Other popular open-source CRM offerings include SplendidCRM from SplendidCRM Software, Concourse-Suite from Concursive, and SugarCRM offshoot Vtiger. Some of the open-source enterprise resource planning vendors such as Compiere and Openbravo include CRM features with their ERP products.
Healthscreen Solutions, a Toronto medical records, billing and patient-scheduling software and services firm, began using SugarCRM in 2005 to track sales to its doctor clients, forecast future sales, and manage its operational and sales workflows. About 100 employees use the CRM application in some way each day.
"Without SugarCRM we could not have achieved a high level of growth," says Martin Ross, Healthscreen vice president of technology. "Our entire back office runs off it." The software's reporting module and dashboard give the company critical business metrics that would be too onerous to collect manually.

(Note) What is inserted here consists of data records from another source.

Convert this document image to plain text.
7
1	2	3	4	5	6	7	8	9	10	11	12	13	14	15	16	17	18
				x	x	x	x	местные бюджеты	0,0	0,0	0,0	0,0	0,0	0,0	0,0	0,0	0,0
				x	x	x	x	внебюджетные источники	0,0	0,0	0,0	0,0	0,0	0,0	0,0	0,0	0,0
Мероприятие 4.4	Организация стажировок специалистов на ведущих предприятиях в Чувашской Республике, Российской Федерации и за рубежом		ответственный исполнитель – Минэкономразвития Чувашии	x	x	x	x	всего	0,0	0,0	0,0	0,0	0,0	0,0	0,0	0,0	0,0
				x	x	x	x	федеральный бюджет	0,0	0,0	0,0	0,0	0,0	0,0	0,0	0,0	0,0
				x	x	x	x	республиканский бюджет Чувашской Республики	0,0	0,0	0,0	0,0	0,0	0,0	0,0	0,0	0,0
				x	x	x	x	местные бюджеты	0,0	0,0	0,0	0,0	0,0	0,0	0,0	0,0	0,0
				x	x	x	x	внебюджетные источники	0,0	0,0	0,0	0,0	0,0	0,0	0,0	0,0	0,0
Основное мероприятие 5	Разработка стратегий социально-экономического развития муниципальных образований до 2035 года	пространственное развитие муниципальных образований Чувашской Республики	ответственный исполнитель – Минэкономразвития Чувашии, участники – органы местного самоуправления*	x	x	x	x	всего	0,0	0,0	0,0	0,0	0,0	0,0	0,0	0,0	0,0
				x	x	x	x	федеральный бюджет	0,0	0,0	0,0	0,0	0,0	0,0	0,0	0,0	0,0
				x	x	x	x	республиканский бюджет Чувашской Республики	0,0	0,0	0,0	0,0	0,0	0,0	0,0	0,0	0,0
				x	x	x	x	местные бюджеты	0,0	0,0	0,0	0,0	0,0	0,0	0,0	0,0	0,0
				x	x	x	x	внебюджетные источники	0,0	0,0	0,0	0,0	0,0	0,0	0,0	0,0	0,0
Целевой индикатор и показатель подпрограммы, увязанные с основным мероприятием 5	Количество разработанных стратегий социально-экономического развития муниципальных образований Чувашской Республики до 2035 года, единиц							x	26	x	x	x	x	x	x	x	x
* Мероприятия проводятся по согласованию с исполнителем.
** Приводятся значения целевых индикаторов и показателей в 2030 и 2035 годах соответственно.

Integration with other systems is both easier and more necessary with SugarCRM than with commercial CRM products, says Ross, who explains that "it is more necessary since SugarCRM is not yet the dominant player, so prepackaged connectors to other products are rarer" than they are for offerings such as Salesforce.com's CRM.
However, integration and customization are more flexible compared with proprietary offerings, Ross says. For example, Healthscreen uses JIRA, a Web-based bug-tracking and issue-tracking application from Atlassian Software Systems. Building links from JIRA to SugarCRM took some time, but Ross claims it wouldn't have been possible using Salesforce or Microsoft software.
Because Healthscreen has a professional license for its CRM software, it receives support when needed from SugarCRM. From a corporate culture standpoint, adopting SugarCRM has had no impact, as many of the company's employees have been using open-source products for years, Ross says.